Accidental deaths, including accidents in military vehicles, are such a problem, both in war and peacetime, that the Pentagon launched a major initiative to cut the number in half by 2005. Military vehicle accidents account for about 19 percent of all military accidents.
Zagaroli’s reporting found that local commanders sometimes ignored their own rules about vehicle safety, including a standing order for soldiers to wear seat belts at all times.
“None of the data I needed was ready at hand,” said Zagaroli. “Unlike the civilian auto industry, there are few safety experts who know anything about military trucks and their crashworthiness.
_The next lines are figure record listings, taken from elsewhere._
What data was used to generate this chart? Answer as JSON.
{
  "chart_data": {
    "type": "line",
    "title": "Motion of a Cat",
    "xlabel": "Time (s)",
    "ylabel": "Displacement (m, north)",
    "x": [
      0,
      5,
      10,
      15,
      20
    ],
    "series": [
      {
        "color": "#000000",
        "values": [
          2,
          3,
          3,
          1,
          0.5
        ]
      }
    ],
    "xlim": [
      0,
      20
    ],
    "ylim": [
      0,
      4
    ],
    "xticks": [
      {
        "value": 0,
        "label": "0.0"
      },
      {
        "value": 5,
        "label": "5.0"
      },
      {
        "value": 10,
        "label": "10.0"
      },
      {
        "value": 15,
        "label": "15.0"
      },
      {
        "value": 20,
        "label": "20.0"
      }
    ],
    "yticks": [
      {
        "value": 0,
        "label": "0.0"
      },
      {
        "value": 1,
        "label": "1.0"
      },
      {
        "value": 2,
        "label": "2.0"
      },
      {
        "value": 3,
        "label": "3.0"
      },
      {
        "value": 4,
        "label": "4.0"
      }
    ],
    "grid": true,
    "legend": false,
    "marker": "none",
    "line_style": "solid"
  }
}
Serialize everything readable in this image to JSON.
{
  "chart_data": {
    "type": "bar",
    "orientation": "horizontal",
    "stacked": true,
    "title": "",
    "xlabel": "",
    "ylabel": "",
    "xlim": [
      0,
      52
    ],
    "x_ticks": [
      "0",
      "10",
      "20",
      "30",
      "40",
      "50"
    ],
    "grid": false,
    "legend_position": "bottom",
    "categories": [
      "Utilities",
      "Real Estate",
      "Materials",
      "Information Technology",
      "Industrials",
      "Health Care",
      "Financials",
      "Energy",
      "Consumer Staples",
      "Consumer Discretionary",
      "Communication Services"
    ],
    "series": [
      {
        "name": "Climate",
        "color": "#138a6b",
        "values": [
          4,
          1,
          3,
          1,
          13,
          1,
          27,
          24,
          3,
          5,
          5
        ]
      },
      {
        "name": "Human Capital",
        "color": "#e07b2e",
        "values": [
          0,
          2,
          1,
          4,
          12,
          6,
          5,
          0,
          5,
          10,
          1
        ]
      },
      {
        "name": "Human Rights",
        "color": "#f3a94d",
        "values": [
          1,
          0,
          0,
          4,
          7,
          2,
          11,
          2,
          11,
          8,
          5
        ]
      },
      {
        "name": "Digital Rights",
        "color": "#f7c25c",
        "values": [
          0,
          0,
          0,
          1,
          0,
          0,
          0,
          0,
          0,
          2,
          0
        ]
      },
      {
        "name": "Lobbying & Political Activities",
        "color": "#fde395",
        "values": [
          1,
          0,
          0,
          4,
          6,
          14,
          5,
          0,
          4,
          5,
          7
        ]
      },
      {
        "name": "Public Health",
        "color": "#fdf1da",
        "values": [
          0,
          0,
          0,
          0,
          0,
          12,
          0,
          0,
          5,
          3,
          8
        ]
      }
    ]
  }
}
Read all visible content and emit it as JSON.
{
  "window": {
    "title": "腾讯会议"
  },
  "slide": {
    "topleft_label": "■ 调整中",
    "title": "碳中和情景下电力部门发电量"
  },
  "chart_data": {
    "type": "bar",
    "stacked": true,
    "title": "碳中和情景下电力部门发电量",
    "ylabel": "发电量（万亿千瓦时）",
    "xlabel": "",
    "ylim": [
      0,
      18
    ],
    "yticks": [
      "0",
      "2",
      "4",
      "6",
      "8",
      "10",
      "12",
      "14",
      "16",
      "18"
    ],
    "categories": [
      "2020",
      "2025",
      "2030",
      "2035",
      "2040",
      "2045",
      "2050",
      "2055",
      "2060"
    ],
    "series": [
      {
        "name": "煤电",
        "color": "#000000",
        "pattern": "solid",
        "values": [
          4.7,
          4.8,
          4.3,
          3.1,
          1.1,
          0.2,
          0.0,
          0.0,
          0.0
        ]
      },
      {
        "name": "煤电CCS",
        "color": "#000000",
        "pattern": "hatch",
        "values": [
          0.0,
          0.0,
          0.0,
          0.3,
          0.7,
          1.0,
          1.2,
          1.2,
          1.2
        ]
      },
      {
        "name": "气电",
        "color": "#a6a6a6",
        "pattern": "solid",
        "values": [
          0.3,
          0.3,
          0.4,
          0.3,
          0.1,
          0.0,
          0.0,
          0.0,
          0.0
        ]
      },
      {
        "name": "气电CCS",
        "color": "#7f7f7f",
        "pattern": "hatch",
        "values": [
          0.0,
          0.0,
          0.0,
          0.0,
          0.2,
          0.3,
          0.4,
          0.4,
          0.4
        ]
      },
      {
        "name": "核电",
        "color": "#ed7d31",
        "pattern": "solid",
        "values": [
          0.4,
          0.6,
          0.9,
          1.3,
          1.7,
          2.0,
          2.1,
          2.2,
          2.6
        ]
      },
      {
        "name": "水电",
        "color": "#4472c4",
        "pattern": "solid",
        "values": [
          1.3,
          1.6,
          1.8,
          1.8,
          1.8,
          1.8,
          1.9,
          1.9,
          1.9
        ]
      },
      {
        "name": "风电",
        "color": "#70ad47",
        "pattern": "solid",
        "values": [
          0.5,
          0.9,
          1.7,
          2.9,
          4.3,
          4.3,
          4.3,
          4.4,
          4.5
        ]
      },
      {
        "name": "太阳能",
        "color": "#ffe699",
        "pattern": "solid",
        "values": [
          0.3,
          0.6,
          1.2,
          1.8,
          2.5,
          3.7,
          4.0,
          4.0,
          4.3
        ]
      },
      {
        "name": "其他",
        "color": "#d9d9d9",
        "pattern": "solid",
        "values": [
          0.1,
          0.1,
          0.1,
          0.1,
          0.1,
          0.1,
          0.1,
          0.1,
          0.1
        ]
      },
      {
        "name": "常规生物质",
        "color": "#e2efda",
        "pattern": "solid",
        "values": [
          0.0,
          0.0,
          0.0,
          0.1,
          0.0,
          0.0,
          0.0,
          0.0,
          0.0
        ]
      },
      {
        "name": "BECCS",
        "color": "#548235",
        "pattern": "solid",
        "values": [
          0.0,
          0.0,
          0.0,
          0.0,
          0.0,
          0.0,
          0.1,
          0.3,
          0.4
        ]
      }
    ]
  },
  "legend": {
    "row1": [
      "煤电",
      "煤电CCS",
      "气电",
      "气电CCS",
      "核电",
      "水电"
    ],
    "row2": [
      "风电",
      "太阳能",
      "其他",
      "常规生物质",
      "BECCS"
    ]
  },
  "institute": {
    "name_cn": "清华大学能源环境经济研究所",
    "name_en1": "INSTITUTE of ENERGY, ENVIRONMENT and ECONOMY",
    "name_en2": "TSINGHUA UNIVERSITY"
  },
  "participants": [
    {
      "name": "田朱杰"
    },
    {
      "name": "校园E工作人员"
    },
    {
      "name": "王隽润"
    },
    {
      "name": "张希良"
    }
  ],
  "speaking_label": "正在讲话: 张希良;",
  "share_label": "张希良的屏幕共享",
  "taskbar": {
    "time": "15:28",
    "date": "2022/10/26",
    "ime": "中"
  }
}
Those who knew were either Pentagon personnel who wouldn’t talk, or military contractors who were similarly reluctant to discuss the issue. … I was forced to comb through the casualty lists and then try to contact the families of soldiers who had been in accidents and who could provide more information on how their loved ones died or were injured. This eventually supported the basic premise, but it required a tremendous amount of old-fashioned, police-reporter style legwork.”
The reports drew attention from Congress.
“Sen. Carl Levin, ranking Democrat on the Armed Services Committee, demanded an explanation from Defense Secretary Rumsfeld,” said Zagaroli. “The public and the military are fixated on high-tech weaponry … robotics, sensors, laptop command and control, and the like. This series showed the backdrop to all that: soldiers risking their lives in 1950s technology.”